Siamo tutti Henderson, nel momento in cui Khephren Thuram passeggia sul pallone un istante dopo aver piazzato lo scatto sul lato sinistro, perché tra suola e tacco dell’avversario lo scozzese dell’Empoli si guarda attorno con l’aria di uno al quale sono appena cadute le chiavi di casa in un tombino.
Il pareggio, fantasmagorico, sembra cancellare in un giro di tacchetti piumati tutta la partita che c’era stata attorno, ovvero la prova faticosa di una Juventus che nel primo tempo si era smarrita dentro la propria foschia tattica ed era stata poi zavorrata da una serie di errori tecnici individuali, a cominciare dall’ occasione nitida divorata da Nico Gonzalez.

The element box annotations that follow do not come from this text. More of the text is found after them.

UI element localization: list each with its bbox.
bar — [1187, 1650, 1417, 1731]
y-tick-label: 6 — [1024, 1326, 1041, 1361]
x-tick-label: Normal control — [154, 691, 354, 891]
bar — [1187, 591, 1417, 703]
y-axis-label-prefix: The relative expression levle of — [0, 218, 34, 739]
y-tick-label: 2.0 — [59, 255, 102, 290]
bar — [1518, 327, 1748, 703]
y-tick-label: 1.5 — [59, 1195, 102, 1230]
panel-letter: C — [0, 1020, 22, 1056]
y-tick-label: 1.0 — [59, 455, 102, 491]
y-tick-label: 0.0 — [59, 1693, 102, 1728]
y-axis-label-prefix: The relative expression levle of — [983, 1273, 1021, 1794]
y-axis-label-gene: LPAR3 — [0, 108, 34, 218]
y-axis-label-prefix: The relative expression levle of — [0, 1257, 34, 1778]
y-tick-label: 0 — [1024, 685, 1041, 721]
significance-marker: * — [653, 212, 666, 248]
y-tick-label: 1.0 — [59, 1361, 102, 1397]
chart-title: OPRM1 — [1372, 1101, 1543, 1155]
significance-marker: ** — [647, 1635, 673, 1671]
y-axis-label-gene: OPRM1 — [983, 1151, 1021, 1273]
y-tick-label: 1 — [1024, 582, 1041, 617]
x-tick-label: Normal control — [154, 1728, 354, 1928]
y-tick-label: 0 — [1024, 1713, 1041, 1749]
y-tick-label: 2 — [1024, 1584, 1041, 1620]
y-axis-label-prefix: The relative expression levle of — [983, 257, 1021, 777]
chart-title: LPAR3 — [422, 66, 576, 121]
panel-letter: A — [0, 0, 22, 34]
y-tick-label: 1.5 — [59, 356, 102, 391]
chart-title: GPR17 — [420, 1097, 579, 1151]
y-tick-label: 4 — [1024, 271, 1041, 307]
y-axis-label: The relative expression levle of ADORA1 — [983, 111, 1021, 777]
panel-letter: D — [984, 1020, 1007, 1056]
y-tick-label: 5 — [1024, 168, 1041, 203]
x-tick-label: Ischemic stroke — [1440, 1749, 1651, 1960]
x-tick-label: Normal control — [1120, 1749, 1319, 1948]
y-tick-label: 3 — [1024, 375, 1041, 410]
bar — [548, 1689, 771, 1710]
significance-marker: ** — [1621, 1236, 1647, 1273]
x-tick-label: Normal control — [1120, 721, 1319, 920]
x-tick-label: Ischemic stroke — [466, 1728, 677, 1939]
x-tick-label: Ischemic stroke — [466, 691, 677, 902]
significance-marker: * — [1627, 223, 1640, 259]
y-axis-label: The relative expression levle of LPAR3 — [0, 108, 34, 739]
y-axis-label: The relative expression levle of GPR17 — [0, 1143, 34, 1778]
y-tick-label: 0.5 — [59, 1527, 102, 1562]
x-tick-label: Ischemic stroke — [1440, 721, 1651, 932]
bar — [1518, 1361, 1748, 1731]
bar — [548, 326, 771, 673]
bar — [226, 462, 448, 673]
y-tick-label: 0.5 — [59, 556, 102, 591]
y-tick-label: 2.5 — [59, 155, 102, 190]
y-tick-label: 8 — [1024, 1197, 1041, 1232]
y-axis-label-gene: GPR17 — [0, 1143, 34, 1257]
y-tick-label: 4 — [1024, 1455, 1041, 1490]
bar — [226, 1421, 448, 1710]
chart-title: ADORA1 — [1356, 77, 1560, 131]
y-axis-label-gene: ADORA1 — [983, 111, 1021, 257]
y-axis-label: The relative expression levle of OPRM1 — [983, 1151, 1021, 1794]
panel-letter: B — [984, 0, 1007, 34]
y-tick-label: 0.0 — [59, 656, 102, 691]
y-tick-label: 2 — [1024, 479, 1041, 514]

Il vantaggio trovato dall’Empoli con il destro, potente e millimetrico, di Maleh, era stato una secchiata d’acqua gelida che non aveva, però, svegliato subito Madama; son serviti i cambi: Yildiz per Koopmeiners, Locatelli per Kelly, rima a parte, Conceicao per Gonzalez e Alberto Costa per Cambiaso. Regia più nitida e pressione vivace sulla trequarti, con Vlahovic che vive la ricerca del 2-1 quasi con angoscia. La stessa con cui dal dischetto scaglia il pallone quasi oltre lo stadio, per questo formato che non ammette code supplementari ma soltanto verdetti immediati.
L’Empoli, compreso un Henderson di nuovo cosciente, li mette tutti alle spalle di Perin, mentre sbaglia pure Yildiz e alla fine è giusto così, nel silenzio dello Stadium che fa echeggiare l’impotenza juventina ancora più delle esultanze empolesi.